Ghostbusters: The Video Game is one of my favorite games, currently. I'm not sure if nostalgia has blinded me, but that's very likely. This game does not seek to change the face of gaming -- it was created to appease Ghostbusters fans, and it does so very well. The big question here at Co-Optimus is: does it give us the stellar co-op that a Ghostbusters game of this generation should provide?
The answer: almost.
Ghostbusters: The Video Game is as fun to watch as it is to play. My wife sat on the couch with me until the wee hours of the morning while I searched the public library for the Grey Lady. When your eyes are fixated on your target, it's hard to appreciate the effects from your proton pack as they arc and twist first as an offensive weapon, and then into a glowing lasso. Spectators, however, can attest that this game is pretty, mostly thanks to the particle and lighting effects.
While the cutscene animations leave a bit to be desired (What is the fascination these days with full-body gestures? Bill Murray is not a Muppet!), the in-game banter, the environments, and the tech are very faithful to the films.
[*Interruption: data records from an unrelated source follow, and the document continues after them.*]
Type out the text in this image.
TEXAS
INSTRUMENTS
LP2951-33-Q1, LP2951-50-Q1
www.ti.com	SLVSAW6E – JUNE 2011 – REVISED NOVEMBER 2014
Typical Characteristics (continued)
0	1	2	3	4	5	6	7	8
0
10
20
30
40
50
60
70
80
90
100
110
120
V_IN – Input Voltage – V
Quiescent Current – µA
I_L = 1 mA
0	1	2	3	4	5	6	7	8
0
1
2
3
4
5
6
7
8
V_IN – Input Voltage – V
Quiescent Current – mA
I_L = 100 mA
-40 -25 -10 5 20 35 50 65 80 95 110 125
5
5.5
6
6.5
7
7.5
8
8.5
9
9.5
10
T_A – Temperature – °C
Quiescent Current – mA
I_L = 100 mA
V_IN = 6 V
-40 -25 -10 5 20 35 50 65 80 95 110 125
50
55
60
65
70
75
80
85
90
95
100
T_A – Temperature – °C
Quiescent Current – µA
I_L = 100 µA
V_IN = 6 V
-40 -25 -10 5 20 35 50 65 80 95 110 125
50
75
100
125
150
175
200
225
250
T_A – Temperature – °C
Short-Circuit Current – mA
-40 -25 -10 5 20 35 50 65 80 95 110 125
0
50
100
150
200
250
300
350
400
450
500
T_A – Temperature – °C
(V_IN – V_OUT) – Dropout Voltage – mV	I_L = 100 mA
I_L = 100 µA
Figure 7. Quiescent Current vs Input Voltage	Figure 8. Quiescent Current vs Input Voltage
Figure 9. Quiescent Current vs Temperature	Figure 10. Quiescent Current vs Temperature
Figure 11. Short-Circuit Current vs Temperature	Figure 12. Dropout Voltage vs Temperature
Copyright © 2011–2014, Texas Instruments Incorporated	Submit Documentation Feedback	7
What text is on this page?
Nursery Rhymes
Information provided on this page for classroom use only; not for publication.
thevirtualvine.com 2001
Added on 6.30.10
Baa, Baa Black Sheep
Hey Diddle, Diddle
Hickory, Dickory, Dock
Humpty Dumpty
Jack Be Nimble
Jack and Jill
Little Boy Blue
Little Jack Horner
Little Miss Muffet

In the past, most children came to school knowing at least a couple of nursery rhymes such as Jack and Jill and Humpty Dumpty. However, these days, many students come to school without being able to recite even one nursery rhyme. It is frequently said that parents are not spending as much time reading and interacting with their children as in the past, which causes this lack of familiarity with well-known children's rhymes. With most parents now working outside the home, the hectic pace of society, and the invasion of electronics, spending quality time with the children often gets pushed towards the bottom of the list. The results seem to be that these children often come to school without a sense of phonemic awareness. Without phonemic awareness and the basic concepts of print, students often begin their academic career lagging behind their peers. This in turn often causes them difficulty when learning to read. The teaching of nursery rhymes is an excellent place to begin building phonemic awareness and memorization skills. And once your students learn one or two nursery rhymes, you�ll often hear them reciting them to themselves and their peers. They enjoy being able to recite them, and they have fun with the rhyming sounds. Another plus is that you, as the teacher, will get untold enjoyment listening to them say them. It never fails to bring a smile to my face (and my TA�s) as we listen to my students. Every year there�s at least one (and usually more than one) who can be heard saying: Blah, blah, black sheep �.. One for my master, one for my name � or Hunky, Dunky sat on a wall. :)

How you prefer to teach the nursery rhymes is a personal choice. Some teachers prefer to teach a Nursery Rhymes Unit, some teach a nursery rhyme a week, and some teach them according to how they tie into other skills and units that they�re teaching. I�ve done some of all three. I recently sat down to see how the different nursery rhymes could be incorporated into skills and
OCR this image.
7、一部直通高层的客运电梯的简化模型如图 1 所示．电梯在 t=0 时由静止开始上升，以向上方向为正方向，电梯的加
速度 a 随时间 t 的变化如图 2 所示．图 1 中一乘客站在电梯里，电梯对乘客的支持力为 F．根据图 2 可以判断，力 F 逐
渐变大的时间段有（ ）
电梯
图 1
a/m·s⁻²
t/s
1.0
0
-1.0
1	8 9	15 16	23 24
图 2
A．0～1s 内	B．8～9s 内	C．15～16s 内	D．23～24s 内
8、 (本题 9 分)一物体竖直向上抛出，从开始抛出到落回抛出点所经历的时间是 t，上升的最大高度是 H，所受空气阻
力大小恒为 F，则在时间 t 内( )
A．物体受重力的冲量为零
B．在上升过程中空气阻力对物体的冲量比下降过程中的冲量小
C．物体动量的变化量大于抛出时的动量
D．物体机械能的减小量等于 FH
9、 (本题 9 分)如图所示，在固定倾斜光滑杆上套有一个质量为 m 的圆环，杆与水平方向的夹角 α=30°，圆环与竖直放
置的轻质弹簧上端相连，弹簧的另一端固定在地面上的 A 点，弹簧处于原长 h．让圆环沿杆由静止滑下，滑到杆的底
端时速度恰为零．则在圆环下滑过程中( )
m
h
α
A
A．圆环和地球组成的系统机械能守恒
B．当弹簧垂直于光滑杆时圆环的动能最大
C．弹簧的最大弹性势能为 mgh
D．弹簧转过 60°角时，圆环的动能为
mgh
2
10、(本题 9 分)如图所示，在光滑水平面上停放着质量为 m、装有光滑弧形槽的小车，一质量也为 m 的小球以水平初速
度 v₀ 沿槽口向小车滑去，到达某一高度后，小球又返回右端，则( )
The new equipment fits right in, and the ECTO-1 has been renamed the ECTO-1B which at one point is used as a large mobile trap. It's still the exact same vehicle we all know and love. Tearing up the ballroom at the Sedgewick Hotel feels exactly like it should. I got a chuckle from my friend when I vaporized a tablecloth and exclaimed, "The flowers...are still standing!"
The physics in Ghostbusters seem to be a double edged sword, as certain props in the game seem way too light. Personally, I believe this lack of weight was intentional, because in both single player mode and co-op I find myself grateful that the various debris scattered by my nuclear accelerator doesn't hinder me too badly when I'm running for my life or rushing to revive a team member. This is especially prevalent for the later waves of Survival mode, when the creatures are chasing you...and they're not small. If everything behaved the way it was supposed to, you would be constantly weaving and turning, and moving while trying to trap a ghost would be a complete nightmare.
Online co-op changes some of the single player gameplay elements, but the basics are still there. Ghostbusters co-op is drop-in/drop-out in unranked games, so if you find a match that is already in progress, then you can choose your character (the four Ghostbusters and the new rookie are at your disposal) and your preferred weapon type before jumping in. You can revive your teammates just like in the single player campaign, and Terminal Reality really made a nice move when they used crazy spark effects to show your pack shorting out; it doubles as an easy way to locate a downed player. The PKE meter is also available online, and is in fact required in order to enter every enemy into your Tobin's Spirit Guide, as multiplayer features some unique ghosts not shown in the campaign.